Good, Better, Best: The Relative Merits of the PV Centric vs. Battery Centric DC-Coupled Solar + Storage Architecture

Solar + Storage is hot. Really hot. Like the market is going to double six times in the next 15 years hot, according to Bloomberg New Energy Finance.

While that projected growth is amazing, the amount of collocated Solar and Storage on the grid is still minimal as of time of writing of this article.  At present, much of the installed Solar and Storage capacity is of the AC-coupled variety, a topology whereby the harvested solar energy is sent up to the grid via one set of inverters and transformers and back down to the battery storage via another. More recently, the drumbeat for deploying collocated, utility-scale Solar and Storage via DC coupling has grown louder and louder as the industry embraces several undeniable technical and economic benefits of DC-coupling, where access to solar energy is stored directly at location of harvest. We won’t dive into those benefits in this blog, but will refer you to one we’ve published earlier on that subject by clicking here.

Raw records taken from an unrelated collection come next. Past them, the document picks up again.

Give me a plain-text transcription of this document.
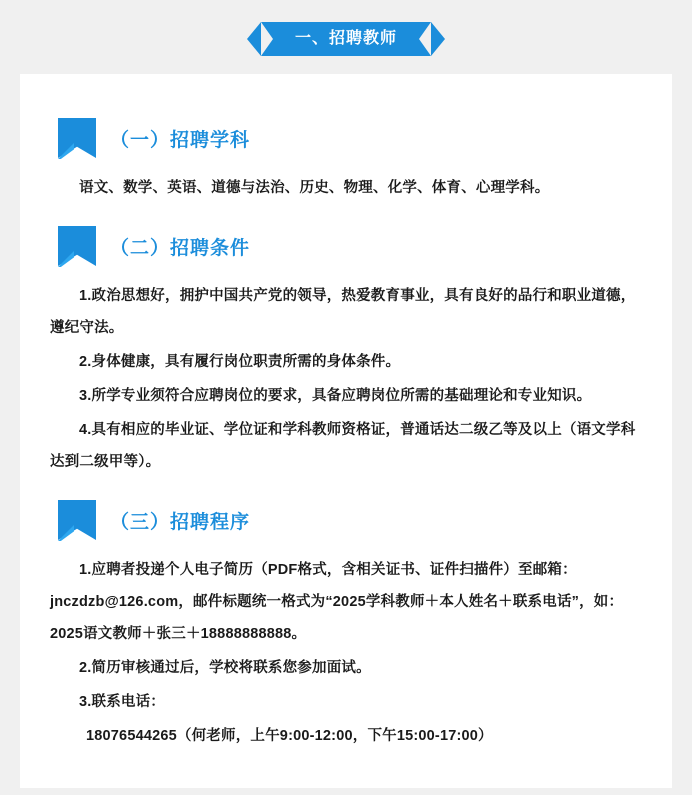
一、招聘教师
（一）招聘学科

语文、数学、英语、道德与法治、历史、物理、化学、体育、心理学科。

（二）招聘条件

1.政治思想好，拥护中国共产党的领导，热爱教育事业，具有良好的品行和职业道德，遵纪守法。

2.身体健康，具有履行岗位职责所需的身体条件。

3.所学专业须符合应聘岗位的要求，具备应聘岗位所需的基础理论和专业知识。

4.具有相应的毕业证、学位证和学科教师资格证，普通话达二级乙等及以上（语文学科达到二级甲等）。

（三）招聘程序

1.应聘者投递个人电子简历（PDF格式，含相关证书、证件扫描件）至邮箱：jnczdzb@126.com，邮件标题统一格式为“2025学科教师＋本人姓名＋联系电话”，如：2025语文教师＋张三＋18888888888。

2.简历审核通过后，学校将联系您参加面试。

3.联系电话：

18076544265（何老师，上午9:00-12:00，下午15:00-17:00）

So, while combining the power of solar and storage presents great benefits to energy producers and consumers alike, we here at Alencon would posit, that in many applications, DC coupling is the way to go.  But not at all DC-coupled topologies are the same.

While the DC-coupled approach to combining Solar and Storage on the utility scale is still in its infancy, two predominant topologies for doing so are emerging. One topology, is a battery centric approach which places a larger direct DC-DC converter (typically 250 KW or greater) between the storage and the DC bus to facilitate the charging and discharging of the battery. A second approach, which is PV centric, involves installing smaller, string level DC-DC optimizers throughout the PV array which will in turn map a fixed voltage onto the DC bus to control the state of charge of the battery and charge the batteries directly from the PV.

This second approach, where galvanically isolated, string level DC-DC optimizers are distributed throughout the PV array offers many measurable benefits over the more monolithic, battery centric DC-DC converter strategy to DC-coupled Solar + Storage. The PV-centric approach introduced above is enabled by Alencon’s String Power Optimizer and Transmitter – the SPOT.

The primary benefit of using this PV centric, distributed approach is improved round trip efficiency.  For those not familiar with this term, round trip efficiency represents the net efficiency of the process of collecting energy, using that energy to charge the battery and then later discharging that stored energy. With a battery-centric, monolithic DC-DC converter, every roundtrip involves double the losses.  For example, if the DC-DC converter between the battery and the DC-bus connected to the PV is 98% efficient, the “round trip” efficiency of that charging solution will be 96% (i.e. 98% x 98%). By contrast, using a PV centric DC-DC optimizer to provide the battery its needed level of voltage only involves one conversion, so whatever the efficiency of the optimizer becomes the round-trip efficiency of the energy stored in the battery.  It is important point out however this does not impact the energy production going directly from the solar panels to the grid.

But if you think that’s good, the PV centric solution gets even better when you consider the fact that this approach adds more granular energy harvesting to the system. By using a string level DC-DC optimizer which includes string level maximum power point tracking (MPPT) to couple the Solar and Storage you stand to recover those losses all together, if not perhaps exceed them in certain cases.  This yield improvement can be achieved by mitigating any power production mismatches between strings.  Certainly, over the course of the 20 to 25-year life of a plant, as panels inevitably, unevenly degrade or various parts of the plant see different irradiation conditions, the improvement in power harvest offered by string level MPPT can really add up.

The distributed method for DC-coupling Solar and Storage also comes with several operations and maintenance (O&M) benefits over the life of the deployment of the battery energy storage system (BESS). String level optimizers like the SPOT are similar to string inverters in that their service protocol is “rip and replace” – meaning if there’s a problem with a unit, there’s no servicing it in the field. You just remove it and replace with a working unit while the other unit is returned to the vendor. In contrast, the battery centric approach represents a single point of failure, which should it fail, renders the battery, the most expensive part of the system, useless until that effected piece of power electronics is repaired or even possibly replaced.

These are indeed exciting days in the arena of Solar + Storage, not just because of the amazing growth prospects for the sector but because no one approach for marrying these two technologies has yet to become the standard for doing so.